Die mögliche Änderung des Abtreibungsparagraphen §219a

Die mögliche Änderung bzw. Abschaffung des Abtreibungsparagraphen §219a sorgte dieses Jahr für hitzige Diskussionen. Doch wieso? Und welche Folgen hätte ein neuer Gesetzesentwurf?

Die mögliche Änderung des Abtreibungsparagraphen §219a

Früher wurden ungewollte Schwangerschaften mit Kleiderbügeln, Stricknadeln und anderen spitzen Gegenständen, Kräutermischungen oder anderen mehr oder weniger laienhaften Methoden beendet. Dieses hygienisch bedenkliche Vorgehen, die fehlende Kenntnis und mangelnde Sorgfalt führten nicht selten zu Komplikationen wie Blutungen, Infektionen, Unfruchtbarkeit und in den schlimmsten Fällen auch zum Tod. Das Hinnehmen dieser Komplikationen spricht deutlich für die Verzweiflung der Frauen. Doch inzwischen müssen sich diese zum Glück längst nicht mehr in die Hände von irgendwelchen Stümpern begeben, da in Deutschland medizinisches Fachpersonal diesen doch schwierigen Eingriff vornehmen kann.

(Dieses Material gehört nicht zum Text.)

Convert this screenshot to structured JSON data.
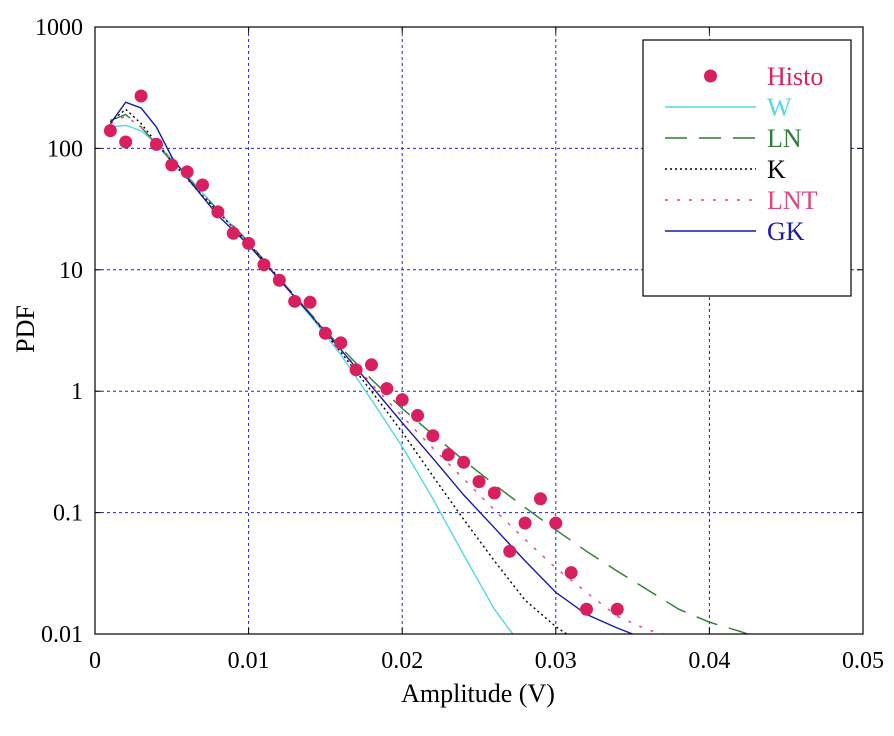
{
  "chart_data": {
    "type": "scatter",
    "title": "",
    "xlabel": "Amplitude (V)",
    "ylabel": "PDF",
    "xlim": [
      0,
      0.05
    ],
    "ylim": [
      0.01,
      1000
    ],
    "yscale": "log",
    "grid": true,
    "legend_position": "top-right",
    "xticks": [
      {
        "value": 0,
        "label": "0"
      },
      {
        "value": 0.01,
        "label": "0.01"
      },
      {
        "value": 0.02,
        "label": "0.02"
      },
      {
        "value": 0.03,
        "label": "0.03"
      },
      {
        "value": 0.04,
        "label": "0.04"
      },
      {
        "value": 0.05,
        "label": "0.05"
      }
    ],
    "yticks": [
      {
        "value": 0.01,
        "label": "0.01"
      },
      {
        "value": 0.1,
        "label": "0.1"
      },
      {
        "value": 1,
        "label": "1"
      },
      {
        "value": 10,
        "label": "10"
      },
      {
        "value": 100,
        "label": "100"
      },
      {
        "value": 1000,
        "label": "1000"
      }
    ],
    "series": [
      {
        "name": "Histo",
        "kind": "markers",
        "color": "#d81f5f",
        "x": [
          0.001,
          0.002,
          0.003,
          0.004,
          0.005,
          0.006,
          0.007,
          0.008,
          0.009,
          0.01,
          0.011,
          0.012,
          0.013,
          0.014,
          0.015,
          0.016,
          0.017,
          0.018,
          0.019,
          0.02,
          0.021,
          0.022,
          0.023,
          0.024,
          0.025,
          0.026,
          0.027,
          0.028,
          0.029,
          0.03,
          0.031,
          0.032,
          0.034
        ],
        "y": [
          140,
          113,
          270,
          108,
          73,
          64,
          50,
          30,
          20,
          16.5,
          11,
          8.2,
          5.5,
          5.4,
          3.0,
          2.5,
          1.5,
          1.65,
          1.05,
          0.85,
          0.63,
          0.43,
          0.3,
          0.26,
          0.18,
          0.145,
          0.048,
          0.082,
          0.13,
          0.082,
          0.032,
          0.016,
          0.016
        ]
      },
      {
        "name": "W",
        "kind": "line",
        "dash": "solid",
        "color": "#55d8e0",
        "x": [
          0.001,
          0.002,
          0.003,
          0.004,
          0.005,
          0.006,
          0.008,
          0.01,
          0.012,
          0.014,
          0.016,
          0.018,
          0.02,
          0.022,
          0.024,
          0.026,
          0.0272
        ],
        "y": [
          150,
          155,
          140,
          110,
          82,
          60,
          31,
          16,
          8.5,
          4.2,
          2.0,
          0.85,
          0.35,
          0.13,
          0.045,
          0.016,
          0.01
        ]
      },
      {
        "name": "LN",
        "kind": "line",
        "dash": "long",
        "color": "#2e7d32",
        "x": [
          0.001,
          0.002,
          0.003,
          0.004,
          0.005,
          0.006,
          0.008,
          0.01,
          0.012,
          0.014,
          0.016,
          0.018,
          0.02,
          0.022,
          0.024,
          0.026,
          0.028,
          0.03,
          0.032,
          0.034,
          0.036,
          0.038,
          0.04,
          0.042,
          0.0425
        ],
        "y": [
          170,
          190,
          150,
          108,
          78,
          58,
          31,
          17,
          8.5,
          4.4,
          2.3,
          1.25,
          0.72,
          0.44,
          0.27,
          0.17,
          0.11,
          0.072,
          0.048,
          0.033,
          0.023,
          0.016,
          0.0125,
          0.0105,
          0.01
        ]
      },
      {
        "name": "K",
        "kind": "line",
        "dash": "dotted",
        "color": "#000000",
        "x": [
          0.001,
          0.002,
          0.003,
          0.004,
          0.005,
          0.006,
          0.008,
          0.01,
          0.012,
          0.014,
          0.016,
          0.018,
          0.02,
          0.022,
          0.024,
          0.026,
          0.028,
          0.03,
          0.0307
        ],
        "y": [
          165,
          210,
          160,
          112,
          78,
          56,
          30,
          16.5,
          8.5,
          4.3,
          2.1,
          1.0,
          0.46,
          0.2,
          0.088,
          0.04,
          0.019,
          0.0115,
          0.01
        ]
      },
      {
        "name": "LNT",
        "kind": "line",
        "dash": "dotted-wide",
        "color": "#e0457d",
        "x": [
          0.001,
          0.002,
          0.003,
          0.004,
          0.005,
          0.006,
          0.008,
          0.01,
          0.012,
          0.014,
          0.016,
          0.018,
          0.02,
          0.022,
          0.024,
          0.026,
          0.028,
          0.03,
          0.032,
          0.034,
          0.036,
          0.037
        ],
        "y": [
          160,
          185,
          150,
          108,
          78,
          58,
          31,
          16.5,
          8.5,
          4.4,
          2.2,
          1.15,
          0.62,
          0.34,
          0.19,
          0.105,
          0.06,
          0.035,
          0.022,
          0.014,
          0.0108,
          0.01
        ]
      },
      {
        "name": "GK",
        "kind": "line",
        "dash": "solid",
        "color": "#1a1aa6",
        "x": [
          0.001,
          0.002,
          0.003,
          0.004,
          0.005,
          0.006,
          0.008,
          0.01,
          0.012,
          0.014,
          0.016,
          0.018,
          0.02,
          0.022,
          0.024,
          0.026,
          0.028,
          0.03,
          0.032,
          0.034,
          0.035
        ],
        "y": [
          160,
          240,
          215,
          150,
          85,
          57,
          28,
          16,
          8.3,
          4.3,
          2.2,
          1.1,
          0.55,
          0.28,
          0.14,
          0.075,
          0.04,
          0.022,
          0.0145,
          0.0112,
          0.01
        ]
      }
    ]
  }
}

Eine Abtreibung ist halb illegal

Eigentlich eine großartige Sache für all die Frauen, die aus den verschiedensten Gründen nicht bereit und/oder gewillt sind, ein Kind zur Welt zur bringen und dieses großzuziehen. Doch trotzdem bewegt sich eine Abtreibung in Deutschland (immer noch) in einer Grauzone, irgendwo zwischen legal und eben auch illegal. Im Strafgesetzbuch sieht der Paragraf §218 Straffreiheit für den Abbruch nur innerhalb eines ausgewählten Zeitraums vor. Frauen haben also zwar die Möglichkeit sich gegen eine Schwangerschaft zu entscheiden, jedoch nicht das Recht. Und all die helfenden Mediziner gehen bei der Durchführung einer Abtreibung ein hohes Risiko ein.

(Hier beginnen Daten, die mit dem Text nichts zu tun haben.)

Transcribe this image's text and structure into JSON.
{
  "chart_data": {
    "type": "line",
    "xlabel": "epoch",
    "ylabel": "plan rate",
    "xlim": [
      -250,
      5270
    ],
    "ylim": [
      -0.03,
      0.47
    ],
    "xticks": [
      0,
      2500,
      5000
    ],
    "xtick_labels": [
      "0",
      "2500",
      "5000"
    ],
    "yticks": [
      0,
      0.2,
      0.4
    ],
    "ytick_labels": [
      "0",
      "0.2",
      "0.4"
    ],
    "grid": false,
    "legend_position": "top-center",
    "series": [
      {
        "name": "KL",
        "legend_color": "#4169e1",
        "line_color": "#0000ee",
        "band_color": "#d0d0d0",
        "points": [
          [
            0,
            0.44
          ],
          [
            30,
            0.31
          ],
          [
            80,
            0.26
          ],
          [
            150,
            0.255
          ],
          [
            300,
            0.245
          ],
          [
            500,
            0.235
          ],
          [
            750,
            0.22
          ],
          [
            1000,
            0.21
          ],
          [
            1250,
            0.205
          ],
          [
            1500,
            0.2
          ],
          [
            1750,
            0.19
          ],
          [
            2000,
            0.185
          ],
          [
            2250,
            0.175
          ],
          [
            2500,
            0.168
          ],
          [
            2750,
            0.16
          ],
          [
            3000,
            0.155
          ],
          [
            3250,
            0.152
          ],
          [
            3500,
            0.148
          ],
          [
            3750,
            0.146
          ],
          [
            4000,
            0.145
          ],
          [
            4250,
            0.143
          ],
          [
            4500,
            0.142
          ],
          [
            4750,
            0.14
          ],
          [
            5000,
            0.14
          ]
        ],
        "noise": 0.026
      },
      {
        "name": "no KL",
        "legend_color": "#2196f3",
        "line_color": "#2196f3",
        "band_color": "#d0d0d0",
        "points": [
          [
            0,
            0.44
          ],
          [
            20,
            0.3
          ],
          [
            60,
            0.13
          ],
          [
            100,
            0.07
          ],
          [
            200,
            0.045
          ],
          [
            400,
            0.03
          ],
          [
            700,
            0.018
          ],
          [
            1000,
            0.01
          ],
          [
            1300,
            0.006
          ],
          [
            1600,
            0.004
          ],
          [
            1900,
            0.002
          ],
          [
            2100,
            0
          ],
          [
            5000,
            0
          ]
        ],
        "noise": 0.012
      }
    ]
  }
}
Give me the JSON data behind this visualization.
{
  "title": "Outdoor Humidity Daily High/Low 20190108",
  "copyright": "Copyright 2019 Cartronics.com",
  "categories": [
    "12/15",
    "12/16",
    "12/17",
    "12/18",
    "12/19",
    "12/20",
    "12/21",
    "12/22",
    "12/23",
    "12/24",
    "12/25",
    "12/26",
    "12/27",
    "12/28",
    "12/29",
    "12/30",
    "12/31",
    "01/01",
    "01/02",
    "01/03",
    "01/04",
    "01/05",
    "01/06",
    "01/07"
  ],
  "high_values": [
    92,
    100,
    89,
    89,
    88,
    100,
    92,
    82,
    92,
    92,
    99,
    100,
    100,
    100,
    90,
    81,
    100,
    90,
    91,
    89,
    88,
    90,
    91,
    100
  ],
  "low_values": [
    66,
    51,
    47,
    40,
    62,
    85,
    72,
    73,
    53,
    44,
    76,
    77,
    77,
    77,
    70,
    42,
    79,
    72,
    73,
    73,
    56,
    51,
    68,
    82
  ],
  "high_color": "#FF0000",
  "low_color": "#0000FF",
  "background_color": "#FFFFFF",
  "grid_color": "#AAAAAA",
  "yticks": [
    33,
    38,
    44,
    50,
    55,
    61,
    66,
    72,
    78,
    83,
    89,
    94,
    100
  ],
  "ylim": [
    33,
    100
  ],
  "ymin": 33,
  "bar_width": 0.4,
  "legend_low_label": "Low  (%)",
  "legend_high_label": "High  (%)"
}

§219a schadet einer ganzen Gesellschaft

Denn das Problem an der Formulierung im Paragraf §219a ist, dass nirgends festgelegt ist, was als „Anpreisung“ oder „Werbung“ erachtet wird und so verzichten viele ÄrztInnen auf den bloßen Hinweis auf das Angebot einer Abtreibung - aus Angst. Denn immer wieder gibt es Abtreibungsgegner, die das Leben eines nicht lebensfähigen Embryos über die Souveränität einer Frau stellen und durchführende ÄrztInnen anzeigen. Laut Paragraf §219a Strafgesetzbuch macht sich strafbar, wer zum eigenen Vermögensvorteil "öffentlich eigene oder fremde Dienste zur Vornahme oder Förderung eines Schwangerschaftsabbruchs anbietet, ankündigt, anpreist oder Erklärungen solchen Inhalts bekannt gibt".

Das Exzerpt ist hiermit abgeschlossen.